Alors que la capacité de croyance investie par les premiers spectateurs de cinéma semble être aujourd’hui perdue, le documentaire apparait comme un moyen de douter du monde à nouveau. Le cinéaste Jean-Louis Comolli opère ainsi un passage de la fiction au film documentaire « pour continuer à y croire ». « L’important n’est pas de croire que ce que l’on voit est vrai, mais de commencer à penser que ce n’est peut-être pas vrai », explique le cinéaste dont l’objectif est de « faire découvrir au spectateur des choses qu’il ne soupçonnait pas ». Le cinéma documentaire implique aussi une réflexion sur les rapports complexes existant entre corps et caméra. « Le film documentaire consiste à filmer la façon dont un corps se place par rapport à la machine : […] quand le corps filmé est amateur, il s’opère un processus de séduction envers l’objet filmant, ce à l’insu de la machine ; […] notre narcissisme est tel que nous ne pouvons pas admettre l’idée de nous montrer à quelque chose qui nous est indifférent, c’est pourquoi nous inventons une relation à la caméra. »

Le mercredi 31 mai 2012, la classe d’Option Cinéma-Audiovisuel en CPGE Littéraire au lycée Chateaubriand a eu la chance de recevoir Jean-Louis Comolli pour un cours de cinéma sur le thème du cadre, basé sur l’analyse de trois films de Pedro Costa: « Ossos » (1997), « Dans la chambre de Vanda » (2000) et « En avant jeunesse! » (2006). Plus encore que de nous exposer sa vision du cinéma avec pédagogie et passion, l’expérience proposée pendant ces cinq heures restera pour nous, élèves en Option Cinéma-Audiovisuel, un moment inoubliable de réflexion sur le cinéma. Dans la volonté mutuelle de prolonger ce moment d’échange, nous avons créé ce blog qui se veut porteur d’un regard différent sur « ces films à part qu’on nomme « documentaires » ». Il sera principalement constitué de critiques rédigées par les élèves de l’option avec l’appui et les interventions fréquentes de M. Comolli.

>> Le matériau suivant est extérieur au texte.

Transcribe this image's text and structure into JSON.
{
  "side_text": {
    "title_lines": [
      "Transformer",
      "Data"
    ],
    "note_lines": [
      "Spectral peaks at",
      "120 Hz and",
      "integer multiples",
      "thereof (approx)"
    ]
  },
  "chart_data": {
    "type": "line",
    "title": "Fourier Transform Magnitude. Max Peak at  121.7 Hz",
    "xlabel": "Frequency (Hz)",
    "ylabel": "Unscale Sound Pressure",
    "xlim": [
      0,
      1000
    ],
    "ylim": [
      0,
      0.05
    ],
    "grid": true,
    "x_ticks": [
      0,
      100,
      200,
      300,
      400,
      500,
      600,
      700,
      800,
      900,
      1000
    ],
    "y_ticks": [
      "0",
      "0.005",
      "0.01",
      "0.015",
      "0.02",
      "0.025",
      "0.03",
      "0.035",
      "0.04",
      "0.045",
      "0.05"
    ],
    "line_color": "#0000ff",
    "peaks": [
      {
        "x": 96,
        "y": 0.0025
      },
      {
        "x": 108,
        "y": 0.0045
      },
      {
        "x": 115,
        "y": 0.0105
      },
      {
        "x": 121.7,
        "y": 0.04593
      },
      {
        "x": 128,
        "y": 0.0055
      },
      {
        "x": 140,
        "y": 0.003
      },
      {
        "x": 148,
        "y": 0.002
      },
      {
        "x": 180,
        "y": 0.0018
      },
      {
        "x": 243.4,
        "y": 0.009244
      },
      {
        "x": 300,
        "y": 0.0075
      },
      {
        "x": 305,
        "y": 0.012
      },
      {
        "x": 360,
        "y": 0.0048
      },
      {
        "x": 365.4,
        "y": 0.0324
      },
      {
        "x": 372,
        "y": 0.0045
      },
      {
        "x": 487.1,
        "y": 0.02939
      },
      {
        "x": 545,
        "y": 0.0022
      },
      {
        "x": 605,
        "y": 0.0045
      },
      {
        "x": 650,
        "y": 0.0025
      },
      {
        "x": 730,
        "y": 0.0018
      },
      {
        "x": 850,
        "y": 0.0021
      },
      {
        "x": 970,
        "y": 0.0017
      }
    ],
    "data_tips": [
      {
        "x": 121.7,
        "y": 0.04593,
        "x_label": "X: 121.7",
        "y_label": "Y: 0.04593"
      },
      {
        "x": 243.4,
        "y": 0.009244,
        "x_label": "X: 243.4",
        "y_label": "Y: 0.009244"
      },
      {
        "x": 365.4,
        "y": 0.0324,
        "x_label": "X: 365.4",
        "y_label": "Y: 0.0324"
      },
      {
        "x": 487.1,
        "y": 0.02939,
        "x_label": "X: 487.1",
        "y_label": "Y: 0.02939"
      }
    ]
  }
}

Réalisateur, scénariste et écrivain français, Jean-Louis Comolli est né le 30 juillet 1941 à Philippeville (Algérie). Après avoir travaillé pour Les Cahiers du cinéma de 1962 à 1978, dont il sera le rédacteur en chef de 1966 à 1971, il devient réalisateur de fictions et de documentaires. Lors des manifestations de mai 1968, le cinéaste participe aux « états généraux du cinéma » dans l’objectif de refondre les organes de commandes du monde du cinéma et filme les élections présidentielles de 1969. Aujourd’hui réalisateur de « documentaires » (bien qu’il conteste quelque peu cette appellation), il est également rédacteur de la revue Images Documentaires et auteur de nombreux ouvrages théoriques et critiques tels que Corps et cadre (2012, Verdier).

Elèves en Classe Préparatoire aux Grandes Ecoles au lycée Chateaubriand de Rennes, les rédacteurs de ce blog étudient le Cinéma depuis deux ans avec leur professeure Mme Yola Le Caïnec. Ils ont ainsi pu découvrir et analyser films classiques et contemporains, se constituer peu à peu une solide culture cinématographique, et méditer les grands courants de pensée du cinéma. Ces deux années ont également été l’occasion de s’immiscer dans la dimension pratique du cinéma à travers le tournage d’un film intitulé  « Ifs », co-réalisé par Camille Loteau et Nicolas Malgonne et soutenu par la région Bretagne dans le cadre de l’appel à projet « Filmer le village breton ». La plupart d’entre eux se destinent à une carrière dans l’univers cinématographique, que ce soit la création, la critique, l’enseignement ou les médiations culturelles. Ce blog a donc aussi pour fonction de maintenir un lien entre ces élèves qui ont partagé pendant deux ans la même passion dans cette découverte collective du cinéma, et de les appuyer dans leurs réflexions et entreprises.